Seeing students every other day is something Giuliano said is what is most challenging for her and other teachers she’s talked to.
“The biggest challenge is our disconnect with the students because of their challenges of not being able to have…some of them don’t have good internet connection; some of them didn’t have computers,” Giuliano said.
Each student received a Chromebook from the school, but she also said teachers just miss seeing and interacting with their students each day like they did just a year ago.
Arp also said issues aren’t just impacting students but also the teachers.
“I’ve been in the classroom for 28 years, so a lot of the things that we have available to us, I didn’t learn about those in college so it’s been a little difficult with the technology, at least from my end,” Arp said.
Both said they’ve been contacted during off hours, but overall, that has subsided from the spring into the fall.
“Our district has done a really good job of contacting students and families though if they haven’t been logging in, the teachers call, our support staff calls, our administrators call, we’ve sent our school resource officer out to check on students who haven’t logged in to make sure that we can provide them with something that they need,” Arp said.
On the other hand, the teachers have seen some positives, including smaller class sizes, one-on-one teaching opportunities and learning more about technology, but Giuliano said she wouldn’t recommend online learning for students after watching them struggle.
“We’ve begun to rely more on our people skills, too,” Giuliano said. “When we have a problem, we’re going to our peers now.”
She also said parents have shown a deeper appreciation for what teachers go through on a daily basis after the pandemic started back in March, which she said her other teachers appreciate.
“The parents really began to see the struggle that, as a classroom teacher, the things that happen in class,” Giuliano said. “’How did you get my student to do this?’ ‘I can’t get my child to do this,’ and they see the struggle.”
Part of that might be because when students are home, they don’t feel like they need to work, which Giuliano said she understands.
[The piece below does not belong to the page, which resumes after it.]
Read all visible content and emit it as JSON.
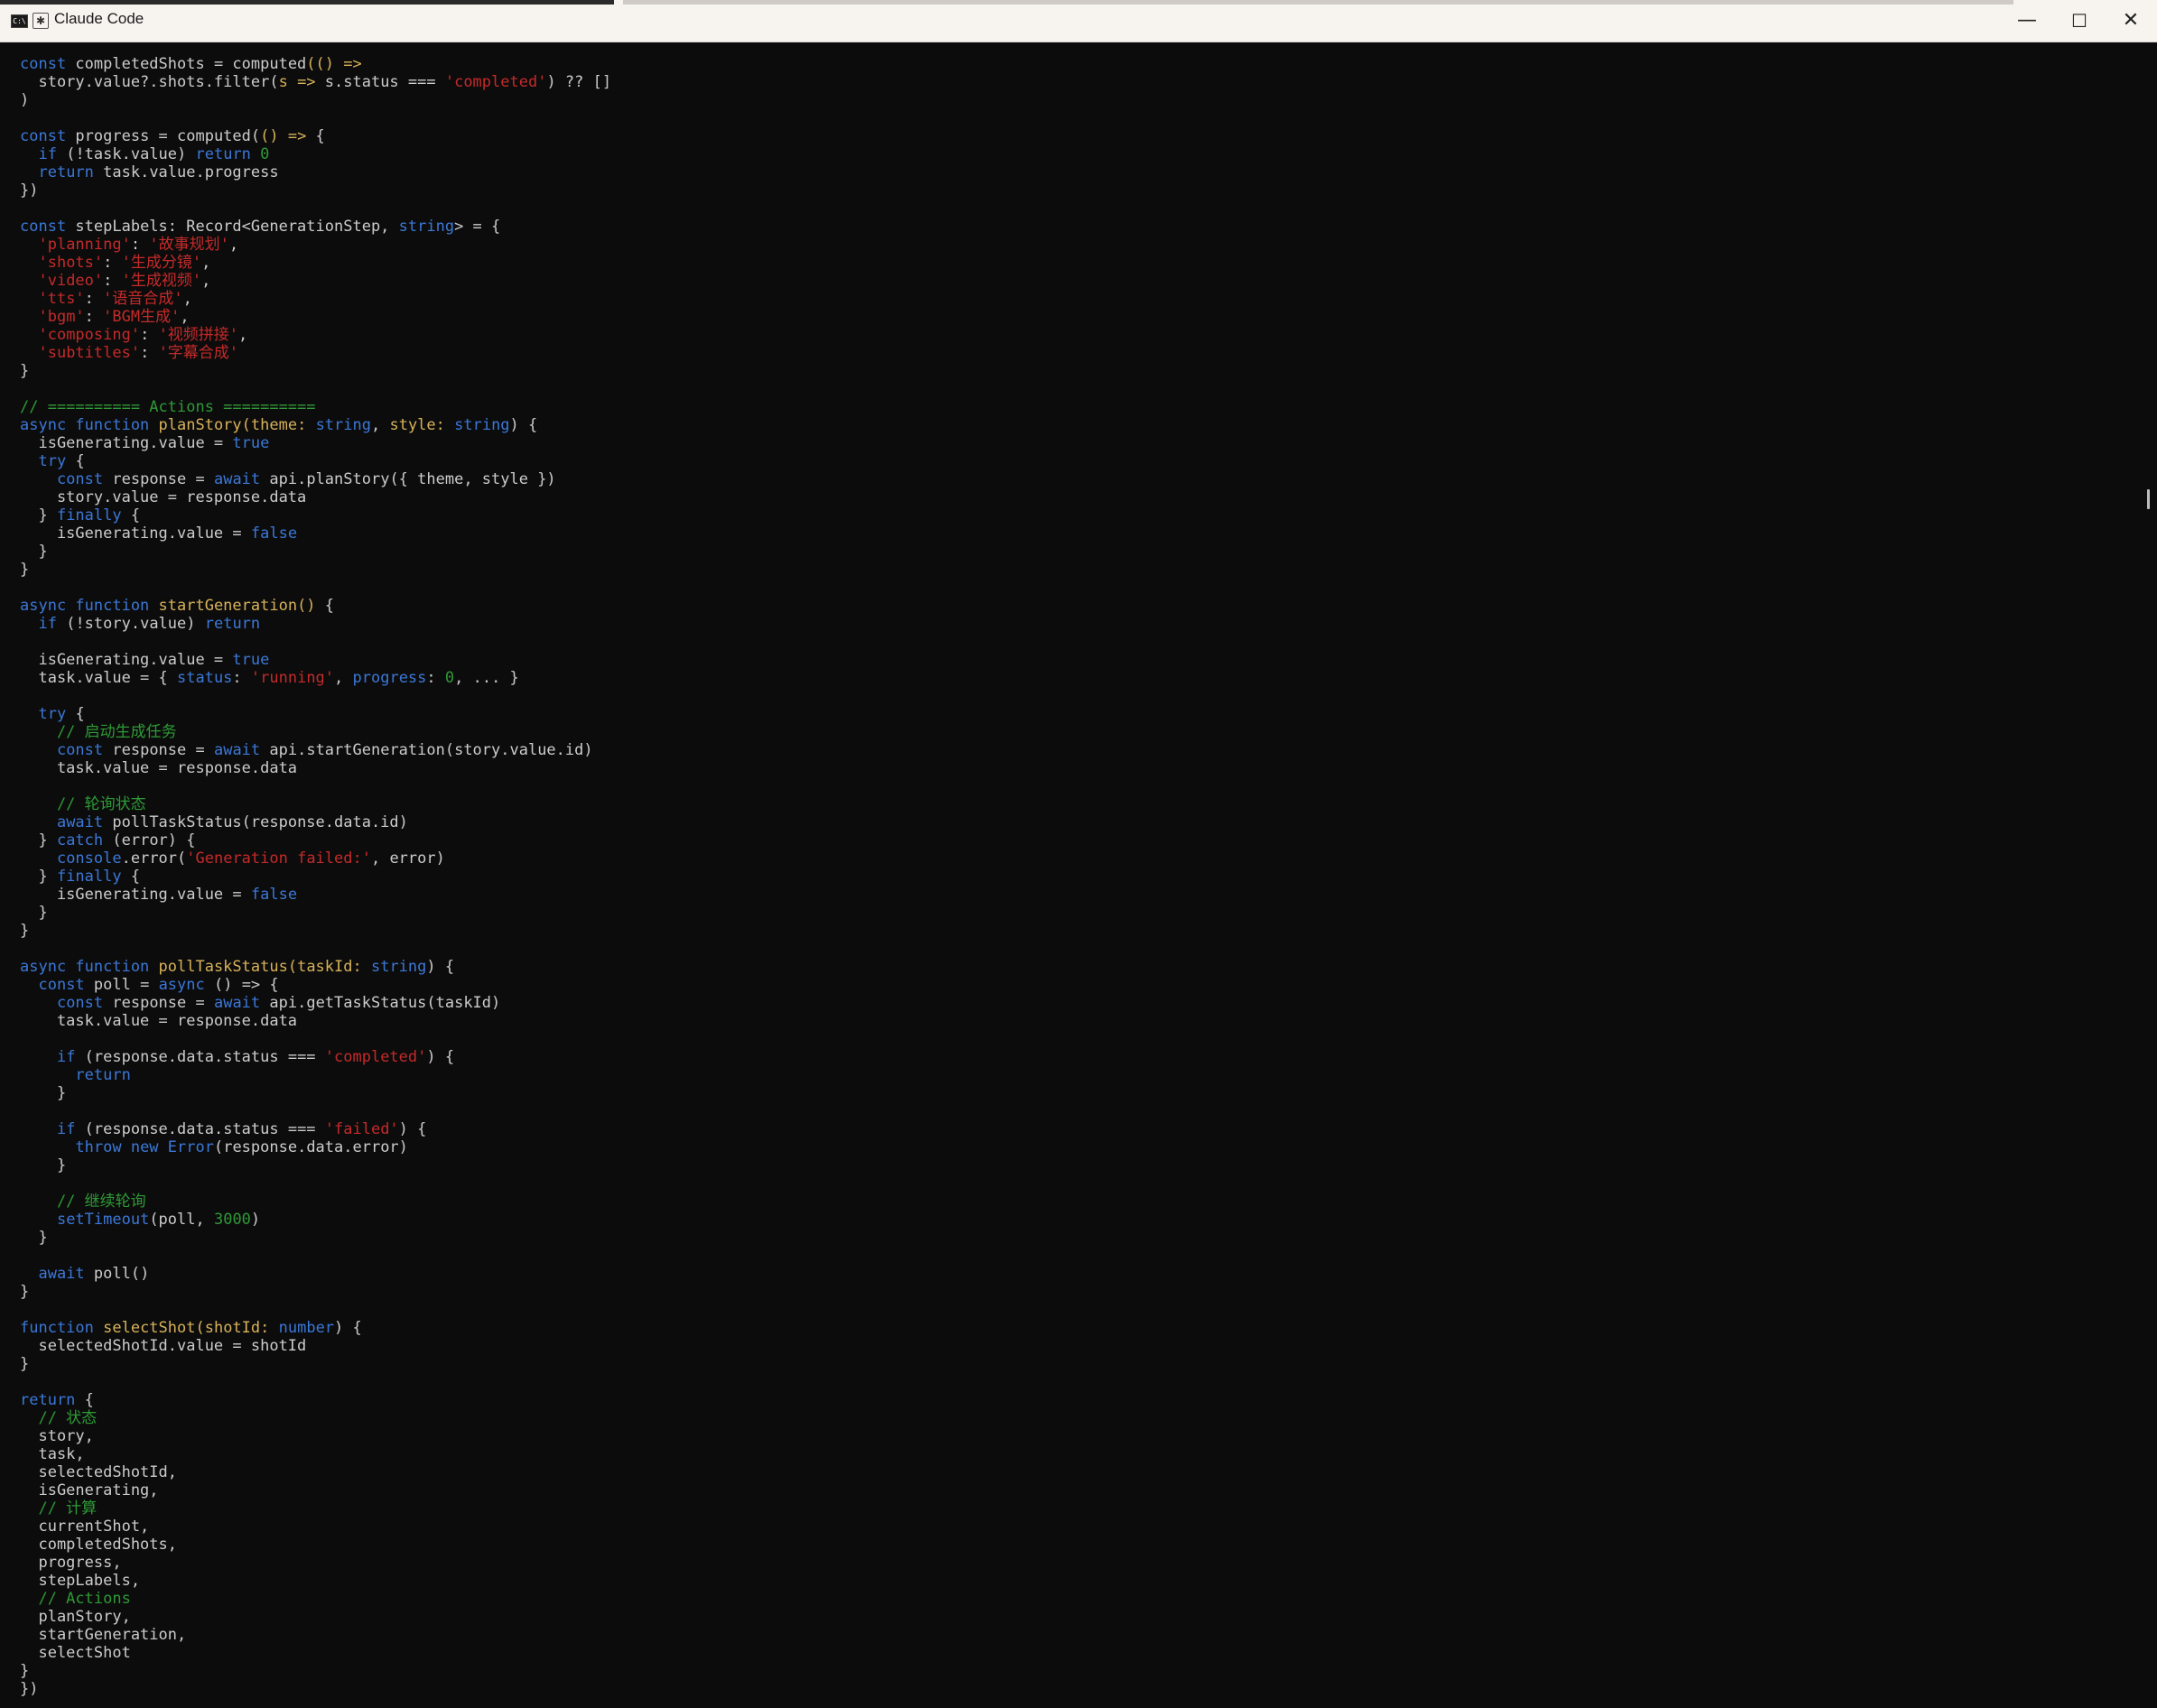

Arp recommends students check their Google Classroom to stay on top of assignments to make sure everything is getting done.
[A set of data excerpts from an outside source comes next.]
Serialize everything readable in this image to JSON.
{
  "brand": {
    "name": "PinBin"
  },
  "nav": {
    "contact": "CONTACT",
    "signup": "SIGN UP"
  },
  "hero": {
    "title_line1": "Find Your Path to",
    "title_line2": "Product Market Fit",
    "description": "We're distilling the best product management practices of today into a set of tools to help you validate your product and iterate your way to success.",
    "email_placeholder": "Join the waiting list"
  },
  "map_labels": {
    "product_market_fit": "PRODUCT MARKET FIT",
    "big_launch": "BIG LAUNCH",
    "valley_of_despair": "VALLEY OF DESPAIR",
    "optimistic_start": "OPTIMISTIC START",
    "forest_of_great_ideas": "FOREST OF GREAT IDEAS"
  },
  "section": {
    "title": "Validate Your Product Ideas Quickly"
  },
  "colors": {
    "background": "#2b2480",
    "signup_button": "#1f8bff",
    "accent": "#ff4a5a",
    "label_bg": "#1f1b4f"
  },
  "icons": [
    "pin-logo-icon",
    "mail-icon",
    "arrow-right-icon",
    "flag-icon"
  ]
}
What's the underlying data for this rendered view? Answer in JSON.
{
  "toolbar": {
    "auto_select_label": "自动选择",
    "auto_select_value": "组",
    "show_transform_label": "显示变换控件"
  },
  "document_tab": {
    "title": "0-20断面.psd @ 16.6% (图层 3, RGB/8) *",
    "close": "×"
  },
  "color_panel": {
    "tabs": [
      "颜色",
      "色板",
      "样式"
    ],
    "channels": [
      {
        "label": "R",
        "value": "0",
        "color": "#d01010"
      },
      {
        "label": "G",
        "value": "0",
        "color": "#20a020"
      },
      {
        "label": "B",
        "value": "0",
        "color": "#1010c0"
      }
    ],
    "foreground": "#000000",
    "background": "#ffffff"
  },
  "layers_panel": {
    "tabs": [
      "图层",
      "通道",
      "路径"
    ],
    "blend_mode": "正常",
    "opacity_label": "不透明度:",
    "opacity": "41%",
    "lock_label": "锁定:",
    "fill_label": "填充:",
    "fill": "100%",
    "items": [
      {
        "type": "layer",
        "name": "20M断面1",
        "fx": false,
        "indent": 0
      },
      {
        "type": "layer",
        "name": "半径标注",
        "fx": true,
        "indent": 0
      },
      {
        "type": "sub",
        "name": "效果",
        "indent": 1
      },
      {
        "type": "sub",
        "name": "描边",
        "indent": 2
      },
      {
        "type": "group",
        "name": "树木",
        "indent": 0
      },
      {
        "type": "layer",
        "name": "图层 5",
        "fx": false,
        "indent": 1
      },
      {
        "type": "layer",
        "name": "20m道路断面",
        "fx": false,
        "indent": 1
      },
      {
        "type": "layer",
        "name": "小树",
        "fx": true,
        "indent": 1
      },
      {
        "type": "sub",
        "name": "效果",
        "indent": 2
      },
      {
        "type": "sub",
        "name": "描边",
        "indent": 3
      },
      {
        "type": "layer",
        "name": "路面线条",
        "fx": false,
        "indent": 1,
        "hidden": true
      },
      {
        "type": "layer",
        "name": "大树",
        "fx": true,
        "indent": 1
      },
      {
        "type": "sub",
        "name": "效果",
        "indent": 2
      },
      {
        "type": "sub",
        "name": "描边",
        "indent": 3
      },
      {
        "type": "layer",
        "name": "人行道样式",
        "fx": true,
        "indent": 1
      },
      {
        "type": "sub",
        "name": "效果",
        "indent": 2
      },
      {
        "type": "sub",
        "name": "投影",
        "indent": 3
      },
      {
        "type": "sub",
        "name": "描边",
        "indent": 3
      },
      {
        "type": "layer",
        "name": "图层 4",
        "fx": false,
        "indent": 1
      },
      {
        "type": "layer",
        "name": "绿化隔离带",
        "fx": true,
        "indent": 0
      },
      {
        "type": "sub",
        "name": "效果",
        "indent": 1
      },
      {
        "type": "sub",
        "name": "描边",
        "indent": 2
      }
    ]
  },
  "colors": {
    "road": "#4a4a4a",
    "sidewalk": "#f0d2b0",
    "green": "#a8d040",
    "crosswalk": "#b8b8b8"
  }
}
“I also would encourage all of our students and students everywhere, if you have questions to make sure that you’re reaching out to the teachers. We’re here to help,” Arp said.
If they had to start all over, they’d tell their past selves to forget any traditional teaching techniques they’ve learned and to learn as much technology as possible because this is a new style of teaching and learning.
“For everybody, parents, family members, community, this is something that we really need to work through together and so we all have to have patience with each other to make this work and provide what our kids need,” Arp said.